Chudek Jerzy, Piecha Grzegorz, Kokot Franciszek, Wiecek Andrzej
Department of Nephrology, Endocrinology and Metabolic Diseases, Medical University of Silesia, Katowice, Poland.
J Nephrol. 2003 Sep-Oct;16(5):710-5.
Phosphate retention stimulates parathyroid hormone (PTH) secretion in uremic patients. Sevelamer hydrochloride is an aluminium- and calcium-free phosphate binder used in the treatment of secondary hyperparathyroidism in uremic patients. The influence of the phosphate lowering effect on serum levels of whole PTH-1-84 and N-terminally truncated PTH-7-84 has not been studied. Seventeen hemodialysis (HD) patients (nine male, eight female) with chronic renal failure and serum phosphorus concentrations, despite calcium carbonate treatment, >2.0 mmol/L were enrolled in this study. Patients did not receive aluminium containing binders. Blood samples for serum concentration assessments of calcium, phosphorus, PTH-1-84 and N-terminally truncated PTH-7-84, carboxyterminal cross-linked collagen fragments (Ctx), total (AP) and bone specific alkaline phosphatase activity (BAP) were drawn twice: before and after 5-week sevelamer administration (in addition to calcium carbonate). Sevelamer treatment was followed by a significant reduction in serum phosphorus level (from 2.46 +/- 0.09 to 2.07 +/- 0.10 mmol/L; p=0.009), PTH-1-84 level (from 396 +/- 75 to 298 +/- 64 pg/mL; p=0.03) and PTH-1-84/PTH-7-84 ratio (from 1.78 +/- 0.18 to 1.55 +/- 0.19; p=0.01), while serum PTH-7-84 levels declined only slightly (from 220 +/- 35 to 183 +/- 25 pg/mL; p=0.11). Serum calcium, Ctx concentrations, AP and BAP activity did not change markedly. There was a significant positive correlation between changes of phosphorus and PTH-1-84 (tau=0.48; p=0.007) or PTH-7-84 concentration (tau=0.43; p=0.02). A 5-week sevelamer treatment suppressed both PTH-1-84 (change statistically significant) and PTH-7-84 (change statistically non-significant) serum concentration in HD uremic patients seemingly related to changes in phosphatemia.

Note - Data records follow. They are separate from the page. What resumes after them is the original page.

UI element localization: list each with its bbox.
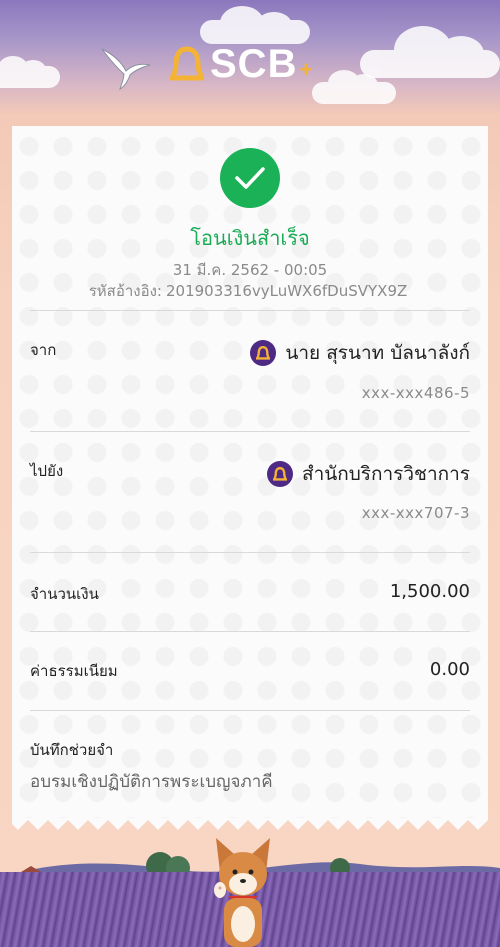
shiba-dog-illustration bbox=[214, 838, 270, 947]
reference-label: รหัสอ้างอิง: bbox=[88, 282, 162, 300]
memo-label: บันทึกช่วยจำ bbox=[30, 741, 114, 759]
scb-bank-icon bbox=[266, 461, 293, 487]
fee-label: ค่าธรรมเนียม bbox=[30, 662, 118, 680]
divider bbox=[30, 631, 470, 632]
receipt-torn-edge bbox=[12, 818, 488, 830]
bird-icon bbox=[101, 48, 151, 90]
success-check-icon bbox=[220, 148, 280, 208]
cloud-decoration bbox=[312, 70, 396, 104]
from-account-number: xxx-xxx486-5 bbox=[361, 384, 470, 402]
reference-code: 201903316vyLuWX6fDuSVYX9Z bbox=[165, 282, 408, 300]
divider bbox=[30, 552, 470, 553]
to-account-number: xxx-xxx707-3 bbox=[361, 504, 470, 522]
fee-value: 0.00 bbox=[429, 659, 470, 680]
from-label: จาก bbox=[30, 341, 57, 359]
memo-value: อบรมเชิงปฏิบัติการพระเบญจภาคี bbox=[30, 772, 273, 792]
scb-bank-icon bbox=[250, 340, 277, 366]
from-name: นาย สุรนาท บัลนาลังก์ bbox=[285, 342, 470, 364]
scb-bell-icon bbox=[170, 46, 204, 81]
divider bbox=[30, 431, 470, 432]
reference-line: รหัสอ้างอิง: 201903316vyLuWX6fDuSVYX9Z bbox=[12, 279, 488, 303]
brand-name: SCB bbox=[210, 41, 298, 86]
cloud-decoration bbox=[0, 56, 60, 88]
header-banner: SCB + bbox=[0, 0, 500, 125]
lavender-field-illustration bbox=[0, 832, 500, 947]
transfer-status: โอนเงินสำเร็จ bbox=[190, 226, 310, 250]
divider bbox=[30, 310, 470, 311]
scb-logo: SCB + bbox=[170, 42, 312, 86]
receipt-card: โอนเงินสำเร็จ 31 มี.ค. 2562 - 00:05 รหัส… bbox=[12, 126, 488, 818]
cloud-decoration bbox=[200, 6, 310, 44]
divider bbox=[30, 710, 470, 711]
to-name: สำนักบริการวิชาการ bbox=[301, 463, 470, 485]
to-account-holder: สำนักบริการวิชาการ bbox=[266, 459, 470, 489]
cloud-decoration bbox=[360, 26, 500, 78]
brand-plus: + bbox=[299, 57, 313, 82]
amount-value: 1,500.00 bbox=[389, 581, 470, 602]
amount-label: จำนวนเงิน bbox=[30, 585, 99, 603]
to-label: ไปยัง bbox=[30, 462, 64, 480]
from-account-holder: นาย สุรนาท บัลนาลังก์ bbox=[250, 338, 470, 368]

磷潴留会刺激尿毒症患者甲状旁腺激素(PTH)的分泌。碳酸司维拉姆是一种不含铝和钙的磷结合剂,用于治疗尿毒症患者的继发性甲状旁腺功能亢进。目前尚未研究磷降低效应对血清全段PTH-1-84和N端截短型PTH-7-84水平的影响。本研究纳入了17例慢性肾衰竭且血清磷浓度(尽管接受了碳酸钙治疗)>2.0 mmol/L的血液透析(HD)患者(9例男性,8例女性)。患者未接受含铝结合剂治疗。分别在5周碳酸司维拉姆给药前和给药后(除碳酸钙外)采集血样,用于评估血清钙、磷、PTH-1-84、N端截短型PTH-7-84、羧基末端交联胶原片段(Ctx)、总碱性磷酸酶(AP)和骨特异性碱性磷酸酶活性(BAP)。碳酸司维拉姆治疗后,血清磷水平显著降低(从2.46±0.09降至2.07±0.10 mmol/L;p=0.009),PTH-1-84水平降低(从396±75降至298±64 pg/mL;p=0.03),PTH-1-84/PTH-7-84比值降低(从1.78±0.18降至1.55±0.19;p=0.01),而血清PTH-7-84水平仅略有下降(从220±35降至183±25 pg/mL;p=0.11)。血清钙、Ctx浓度、AP和BAP活性无明显变化。磷的变化与PTH-1-84(τ=0.48;p=0.007)或PTH-7-84浓度(τ=0.43;p=0.02)之间存在显著正相关。为期5周的碳酸司维拉姆治疗似乎与血磷变化相关,可抑制HD尿毒症患者血清中PTH-1-84(变化具有统计学意义)和PTH-7-84(变化无统计学意义)的浓度。